Dolce & Gabbana 'Blackamoor' figurine earrings spawn accusations of racism
theGRIO REPORT - During the brand's Spring 2013 runway presentation held on Sunday, Domenico Dolce and Stefano Gabbana chose to pair a collection full of light, whimsical elements -- such as prints featuring soldiers and Italian frescoes -- with 'Blackamoor' earrings that harken back to a darker past...
Dolce & Gabbana, a popular label known for youthful fashions, has created another example suggesting that racism in fashion is a problem. During the brand’s Spring 2013 runway presentation held on Sunday, Domenico Dolce and Stefano Gabbana chose to pair a collection of light, whimsical elements — such as prints featuring Italian frescoes — with “Blackamoor” earrings that harken back to a darker past.
These trinkets, consisting of black female heads painted in splashy colors, are rendered in a style similar to an aesthetic made popular during the colonial era when black people were featured in European furniture design and collectables. “Blackamoor decorative arts” — in forms like a black slave holding up a table — often parallel the subservient status of Africans at that time in history, people used and owned as objects by their masters.
Dolce & Gabbana’s decision to resurrect similar symbolism for accessories has spawned harsh judgments from fashion watchers.
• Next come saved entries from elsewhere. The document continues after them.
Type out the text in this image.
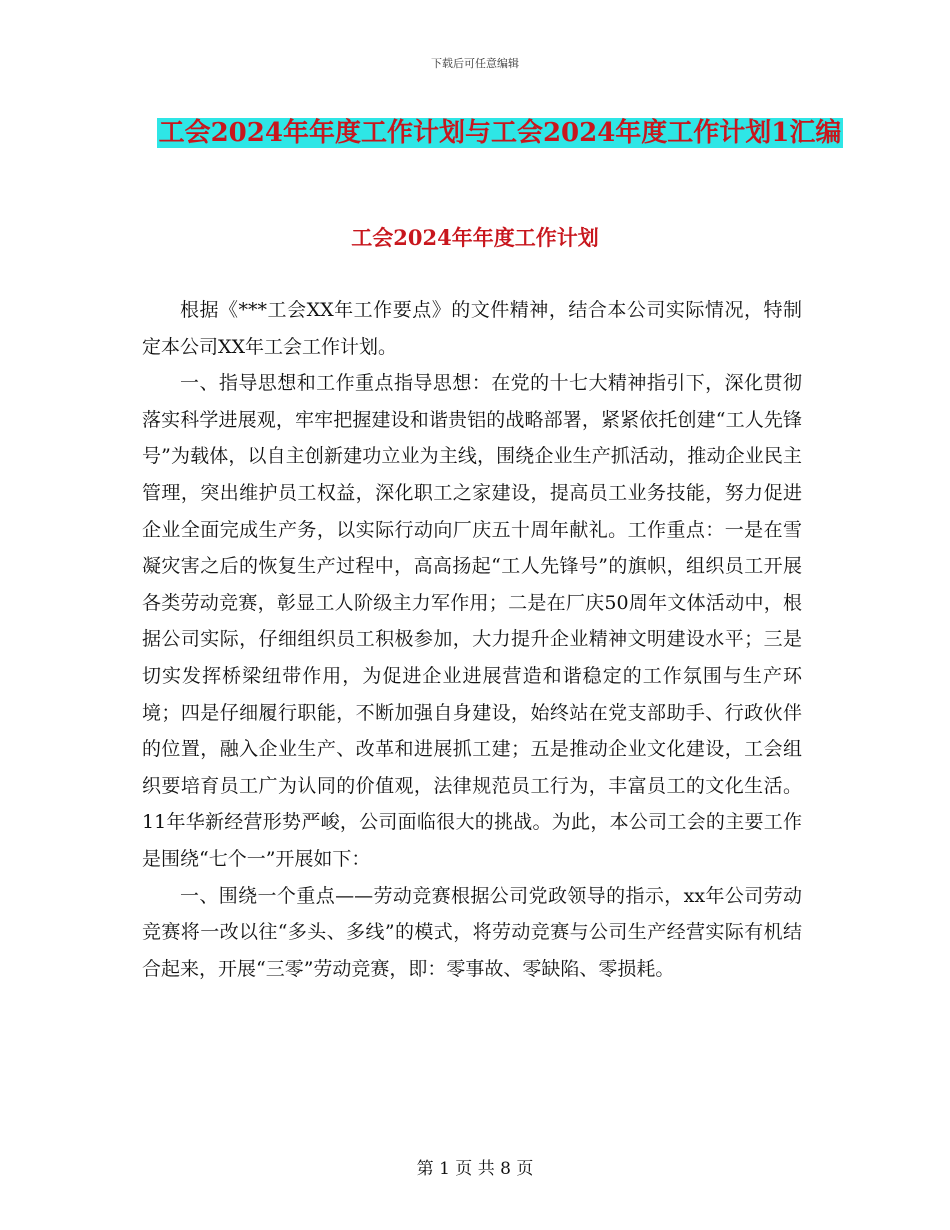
下载后可任意编辑
工会2024年年度工作计划与工会2024年度工作计划1汇编
工会2024年年度工作计划

根据《***工会XX年工作要点》的文件精神，结合本公司实际情况，特制定本公司XX年工会工作计划。

一、指导思想和工作重点指导思想：在党的十七大精神指引下，深化贯彻落实科学进展观，牢牢把握建设和谐贵铝的战略部署，紧紧依托创建“工人先锋号”为载体，以自主创新建功立业为主线，围绕企业生产抓活动，推动企业民主管理，突出维护员工权益，深化职工之家建设，提高员工业务技能，努力促进企业全面完成生产务，以实际行动向厂庆五十周年献礼。工作重点：一是在雪凝灾害之后的恢复生产过程中，高高扬起“工人先锋号”的旗帜，组织员工开展各类劳动竞赛，彰显工人阶级主力军作用；二是在厂庆50周年文体活动中，根据公司实际，仔细组织员工积极参加，大力提升企业精神文明建设水平；三是切实发挥桥梁纽带作用，为促进企业进展营造和谐稳定的工作氛围与生产环境；四是仔细履行职能，不断加强自身建设，始终站在党支部助手、行政伙伴的位置，融入企业生产、改革和进展抓工建；五是推动企业文化建设，工会组织要培育员工广为认同的价值观，法律规范员工行为，丰富员工的文化生活。11年华新经营形势严峻，公司面临很大的挑战。为此，本公司工会的主要工作是围绕“七个一”开展如下：

一、围绕一个重点——劳动竞赛根据公司党政领导的指示，xx年公司劳动竞赛将一改以往“多头、多线”的模式，将劳动竞赛与公司生产经营实际有机结合起来，开展“三零”劳动竞赛，即：零事故、零缺陷、零损耗。

第 1 页 共 8 页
The application of this imagery is particularly jarring, because Dolce & Gabbana did not use any black models for its Spring 2013 show.
In addition to the earrings, some of the dresses featured portray black women in unflattering sketches some say make them look like slaves.
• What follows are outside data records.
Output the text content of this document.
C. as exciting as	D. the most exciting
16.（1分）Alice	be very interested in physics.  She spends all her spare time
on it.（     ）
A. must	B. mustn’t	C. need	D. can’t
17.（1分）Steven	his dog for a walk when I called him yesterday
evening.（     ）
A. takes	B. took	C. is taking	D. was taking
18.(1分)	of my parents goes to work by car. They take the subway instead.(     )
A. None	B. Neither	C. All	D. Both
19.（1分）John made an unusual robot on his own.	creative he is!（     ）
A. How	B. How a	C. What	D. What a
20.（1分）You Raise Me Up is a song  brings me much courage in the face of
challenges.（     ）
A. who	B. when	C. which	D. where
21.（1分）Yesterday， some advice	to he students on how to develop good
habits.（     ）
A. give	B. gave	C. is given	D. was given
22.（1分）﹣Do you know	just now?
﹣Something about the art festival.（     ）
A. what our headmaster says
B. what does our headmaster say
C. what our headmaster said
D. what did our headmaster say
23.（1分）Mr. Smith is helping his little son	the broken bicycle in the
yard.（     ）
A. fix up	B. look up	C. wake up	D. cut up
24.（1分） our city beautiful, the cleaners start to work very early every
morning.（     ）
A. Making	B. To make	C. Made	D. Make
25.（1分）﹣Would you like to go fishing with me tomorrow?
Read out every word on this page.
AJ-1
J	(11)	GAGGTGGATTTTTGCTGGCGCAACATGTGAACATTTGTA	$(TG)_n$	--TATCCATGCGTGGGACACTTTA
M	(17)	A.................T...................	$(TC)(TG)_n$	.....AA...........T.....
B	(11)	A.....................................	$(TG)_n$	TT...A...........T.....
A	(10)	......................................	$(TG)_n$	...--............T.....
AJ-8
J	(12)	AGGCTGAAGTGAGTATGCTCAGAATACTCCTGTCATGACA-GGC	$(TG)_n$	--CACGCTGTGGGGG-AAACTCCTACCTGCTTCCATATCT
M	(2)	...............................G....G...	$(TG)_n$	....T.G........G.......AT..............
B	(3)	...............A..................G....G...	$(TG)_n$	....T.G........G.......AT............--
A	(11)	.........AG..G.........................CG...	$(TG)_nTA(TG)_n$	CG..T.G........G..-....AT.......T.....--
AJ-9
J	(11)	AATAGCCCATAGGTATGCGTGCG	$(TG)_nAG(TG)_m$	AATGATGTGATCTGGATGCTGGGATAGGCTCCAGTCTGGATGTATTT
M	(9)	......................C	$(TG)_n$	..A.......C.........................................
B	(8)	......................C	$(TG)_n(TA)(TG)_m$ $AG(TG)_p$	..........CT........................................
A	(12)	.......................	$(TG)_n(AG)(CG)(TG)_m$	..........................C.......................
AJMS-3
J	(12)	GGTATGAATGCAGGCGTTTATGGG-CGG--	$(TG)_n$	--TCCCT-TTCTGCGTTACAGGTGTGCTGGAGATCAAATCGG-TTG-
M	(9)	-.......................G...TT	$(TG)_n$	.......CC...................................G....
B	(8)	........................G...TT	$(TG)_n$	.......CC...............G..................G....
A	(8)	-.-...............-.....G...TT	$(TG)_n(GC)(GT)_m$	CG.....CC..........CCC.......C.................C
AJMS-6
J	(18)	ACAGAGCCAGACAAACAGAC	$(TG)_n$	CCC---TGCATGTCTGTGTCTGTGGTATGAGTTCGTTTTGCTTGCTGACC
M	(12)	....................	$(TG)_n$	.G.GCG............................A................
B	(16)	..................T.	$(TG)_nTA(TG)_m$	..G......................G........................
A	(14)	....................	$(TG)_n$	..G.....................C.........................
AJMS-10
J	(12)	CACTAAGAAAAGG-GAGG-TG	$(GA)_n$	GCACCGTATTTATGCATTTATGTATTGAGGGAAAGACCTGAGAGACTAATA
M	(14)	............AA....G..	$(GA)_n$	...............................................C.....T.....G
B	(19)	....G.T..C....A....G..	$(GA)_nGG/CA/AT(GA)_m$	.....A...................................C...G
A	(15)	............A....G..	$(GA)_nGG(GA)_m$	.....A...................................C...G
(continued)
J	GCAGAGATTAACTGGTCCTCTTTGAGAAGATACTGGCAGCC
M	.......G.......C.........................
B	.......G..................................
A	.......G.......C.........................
“Had a black model been wearing the earrings or dress, we probably wouldn’t give it a second thought,” Julie Wilson of The Huffington Post wrote. “We can’t decide whether it’s better there weren’t any considering the collection’s questionably racist embellishments or if the lack of diversity makes it even worse.”
Respected style blog Refinery29 was more pointed in its criticism. “These severed heads dangling from a pale-skinned model’s ear are not fun or playful, but simply evocative of some of the darkest times in Western history,” the outlet opined. “Somebody get Cornel West on the phone, because we’re guessing he might have a few thoughts, here.”
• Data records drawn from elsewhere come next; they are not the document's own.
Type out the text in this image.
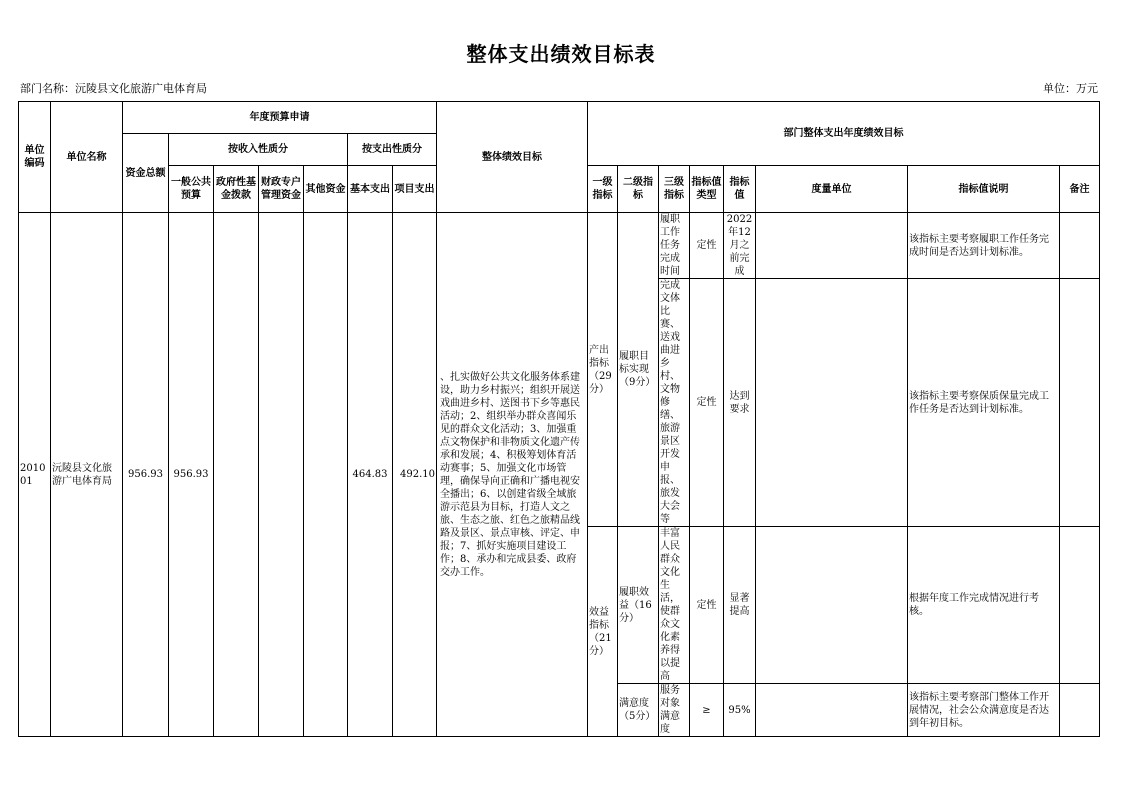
整体支出绩效目标表
部门名称：沅陵县文化旅游广电体育局	单位：万元
单位编码	单位名称	年度预算申请							整体绩效目标	部门整体支出年度绩效目标							
		资金总额	按收入性质分				按支出性质分										
			一般公共预算	政府性基金拨款	财政专户管理资金	其他资金	基本支出	项目支出		一级指标	二级指标	三级指标	指标值类型	指标值	度量单位	指标值说明	备注
201001	沅陵县文化旅游广电体育局	956.93	956.93				464.83	492.10	、扎实做好公共文化服务体系建设，助力乡村振兴；组织开展送戏曲进乡村、送图书下乡等惠民活动；2、组织举办群众喜闻乐见的群众文化活动；3、加强重点文物保护和非物质文化遗产传承和发展；4、积极筹划体育活动赛事；5、加强文化市场管理，确保导向正确和广播电视安全播出；6、以创建省级全域旅游示范县为目标，打造人文之旅、生态之旅、红色之旅精品线路及景区、景点审核、评定、申报；7、抓好实施项目建设工作；8、承办和完成县委、政府交办工作。	产出指标（29分）	履职目标实现（9分）	履职工作任务完成时间	定性	2022年12月之前完成		该指标主要考察履职工作任务完成时间是否达到计划标准。	
												完成文体比赛、送戏曲进乡村、文物修缮、旅游景区开发申报、旅发大会等	定性	达到要求		该指标主要考察保质保量完成工作任务是否达到计划标准。	
										效益指标（21分）	履职效益（16分）	丰富人民群众文化生活，使群众文化素养得以提高	定性	显著提高		根据年度工作完成情况进行考核。	
											满意度（5分）	服务对象满意度	≥	95%		该指标主要考察部门整体工作开展情况，社会公众满意度是否达到年初目标。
A writer at popular women’s site The Frisky counters, “if I saw black women wearing these earrings, I would honestly just think they were cool,” while conceding, “I don’t think the earrings in-and-of themselves are racist. But I do think it’s problematic when white women wear them and a luxury company owned by white people profits off them.”
The fashion industry regularly comes under fire for its insensitive use of black and African themes. Vogue Italia was chastised for calling hoop earings used in a spread “slave earrings,” and New York Fashion Week just closed with the continuing trend of underutilizing models of color.
A Dutch editor-in-chief resigned recently when an article in her fashion magazine called superstar Rihanna the b-word and n-word, resulting in international outrage. She explained that the use of these slurs was meant to be descriptive of a style of dress that Rihanna exemplified without realizing how they could deeply offend blacks.
Examples of racism in fashion are so numerous that Complex Magazine compiled a history of the phenomenon stretching back to the era of colonialism that Dolce & Gabbana allegedly drew inspiration from.
Culling ideas from the poisoned well of the past is a habit that fashion must break, many contend, but this might only be possible if fashion is integrated both on and behind the runways. “From the production to the fitting, was there really no one to point this out before they hit the catwalk?,” The Guardian fashion blog questioned about the appearance of the earrings.
“Bygone eras and cultures are constantly drawn on by fashion designers to re-appropriate on a whim,” continues the paper in its piece. “But when you’re explicitly pandering to such a shameful era of western racism and colonialism, it’s time to move on to the future.”